Perang Narasi Netflix terhadap Hashd Al Shaabi
Putaran baru serangan terhadap kelompok perlawanan rakyat Irak, Hashd Al Shaabi melalui dunia perfilman, dan media sosial, sudah dimulai.
Putaran baru serangan ini dilakukan, dan dikendalikan bersama oleh Amerika Serikat, dan Arab Saudi. Saudi di media sosial sedang berusaha merusak citra Hashd Al Shaabi dengan menuduh kelompok perlawanan rakyat Irak itu terlibat praktik korupsi, dan sektarian.
Di sisi lain, Amerika membuat film berjudul Mosul, dengan maksud untuk menghapus peran Hashd Al Shaabi, dan militer Irak dalam pembebasan kota Mosul dari tangan kelompok teroris Daesh, dan menonjolkan peran pasukan Amerika.

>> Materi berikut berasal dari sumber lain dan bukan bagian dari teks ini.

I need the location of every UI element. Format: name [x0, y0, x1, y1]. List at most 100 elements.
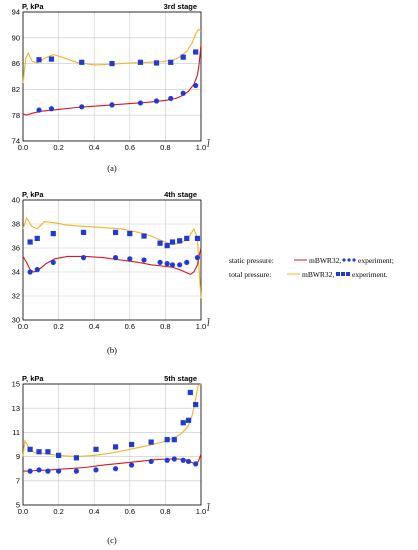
- data-point-circle: [112, 466, 119, 472]
- data-point-circle: [79, 104, 85, 110]
- x-tick-label: 0.4: [89, 322, 99, 331]
- y-tick-label: 74: [12, 137, 20, 146]
- x-tick-label: 0.4: [89, 507, 99, 516]
- data-point-circle: [194, 255, 201, 261]
- panel-caption: (b): [107, 345, 117, 355]
- data-point-square: [45, 449, 51, 455]
- y-tick-label: 30: [12, 316, 20, 325]
- data-point-circle: [93, 467, 99, 473]
- chart-panel-3: 0.0 0.2 0.4 0.6 0.8 1.0 5 7 9 11 13 15P, kPa 5th sta…: [12, 374, 211, 545]
- plot-frame: [22, 199, 202, 321]
- data-point-circle: [177, 262, 183, 268]
- data-point-circle: [27, 269, 33, 275]
- data-point-circle: [137, 100, 144, 106]
- legend-static-label: static pressure:: [229, 256, 274, 265]
- data-point-square: [79, 59, 85, 65]
- plot-frame: [22, 383, 202, 506]
- data-point-square: [187, 389, 193, 396]
- panel-title: 4th stage: [164, 190, 197, 199]
- data-point-circle: [56, 468, 62, 474]
- data-point-square: [27, 446, 33, 452]
- data-point-circle: [109, 102, 115, 108]
- data-point-circle: [73, 468, 79, 474]
- data-point-circle: [169, 262, 176, 268]
- x-tick-label: 0.0: [18, 143, 28, 152]
- y-tick-label: 9: [16, 452, 20, 461]
- data-point-square: [184, 235, 190, 241]
- y-tick-label: 38: [12, 220, 20, 229]
- y-tick-label: 11: [12, 428, 20, 437]
- x-axis-label: l̄: [207, 139, 211, 149]
- data-point-circle: [171, 456, 177, 462]
- x-axis-label: l̄: [207, 503, 211, 513]
- data-point-circle: [45, 468, 51, 474]
- panel-title: 3rd stage: [164, 2, 197, 11]
- x-tick-label: 0.8: [160, 143, 170, 152]
- data-point-square: [193, 401, 199, 408]
- data-point-square: [36, 57, 42, 63]
- data-point-circle: [148, 458, 154, 465]
- y-axis-label: P, kPa: [22, 2, 44, 11]
- data-point-circle: [128, 462, 135, 468]
- data-point-circle: [112, 255, 119, 261]
- data-point-square: [80, 229, 87, 235]
- x-tick-label: 1.0: [196, 507, 206, 516]
- legend-static-exp-marker: [342, 258, 356, 262]
- plot-frame: [22, 11, 202, 142]
- y-tick-label: 78: [12, 111, 20, 120]
- data-point-circle: [180, 90, 186, 96]
- y-tick-label: 7: [16, 476, 20, 485]
- data-point-circle: [36, 467, 42, 473]
- data-point-circle: [193, 461, 199, 467]
- data-point-square: [194, 235, 201, 241]
- legend: static pressure: mBWR32, experiment; tot…: [229, 256, 394, 279]
- y-tick-label: 15: [12, 380, 20, 389]
- x-tick-label: 1.0: [196, 143, 206, 152]
- x-tick-label: 0.6: [125, 322, 135, 331]
- x-tick-label: 0.2: [53, 507, 63, 516]
- data-point-circle: [80, 255, 87, 261]
- data-point-circle: [141, 257, 147, 263]
- data-point-square: [180, 420, 186, 426]
- panel-title: 5th stage: [164, 374, 197, 383]
- x-tick-label: 0.6: [125, 143, 135, 152]
- data-point-circle: [184, 259, 190, 265]
- legend-total-model: mBWR32,: [302, 270, 334, 279]
- y-tick-label: 32: [12, 292, 20, 301]
- legend-total-exp: experiment.: [352, 270, 388, 279]
- x-tick-label: 0.0: [18, 322, 28, 331]
- data-point-circle: [36, 107, 42, 113]
- legend-total-exp-marker: [336, 272, 350, 276]
- legend-static-model: mBWR32,: [309, 256, 341, 265]
- x-tick-label: 0.6: [125, 507, 135, 516]
- data-point-circle: [185, 458, 192, 465]
- chart-panel-2: 0.0 0.2 0.4 0.6 0.8 1.0 30 32 34 36 38 40P, kPa 4th …: [12, 190, 211, 355]
- y-axis-label: P, kPa: [22, 374, 44, 383]
- data-point-circle: [168, 95, 174, 102]
- x-tick-label: 1.0: [196, 322, 206, 331]
- data-point-square: [177, 238, 183, 244]
- data-point-square: [153, 60, 160, 66]
- data-point-square: [127, 231, 133, 237]
- data-point-square: [48, 56, 55, 62]
- data-point-circle: [164, 261, 170, 267]
- data-point-square: [34, 235, 40, 241]
- data-point-circle: [193, 82, 199, 89]
- data-point-circle: [164, 457, 170, 463]
- data-point-square: [109, 61, 115, 67]
- data-point-square: [180, 54, 186, 60]
- panel-caption: (a): [107, 163, 117, 173]
- data-point-square: [50, 231, 56, 237]
- series-line: [22, 216, 202, 299]
- x-tick-label: 0.2: [53, 143, 63, 152]
- data-point-square: [112, 444, 119, 450]
- y-tick-label: 40: [12, 196, 20, 205]
- series-line: [22, 383, 202, 458]
- data-point-circle: [48, 106, 55, 112]
- x-tick-label: 0.0: [18, 507, 28, 516]
- data-point-circle: [27, 468, 33, 474]
- data-point-square: [141, 233, 147, 239]
- data-point-circle: [50, 259, 56, 265]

Film "Mosul" yang diproduksi perusahaan Amerika, Netflix pada tahun 2019, saat ini sudah diputar hampir di seluruh dunia.
Netflix selama ini dikenal sebagai perusahaan penyedia layanan media streaming yang kerap mengusung sentimen anti-Muslim. Dalam film Mosul, Netflix mencoba melancarkan perang narasi terkait pembebasan kota Mosul.
Film bergenre action ini pada kenyataannya menyimpangkan realitas perang melawan Daesh di Mosul, dan menampilkan narasi Hollywood dalam perang ini untuk menjatuhkan kredibilitas narasi pihak Irak.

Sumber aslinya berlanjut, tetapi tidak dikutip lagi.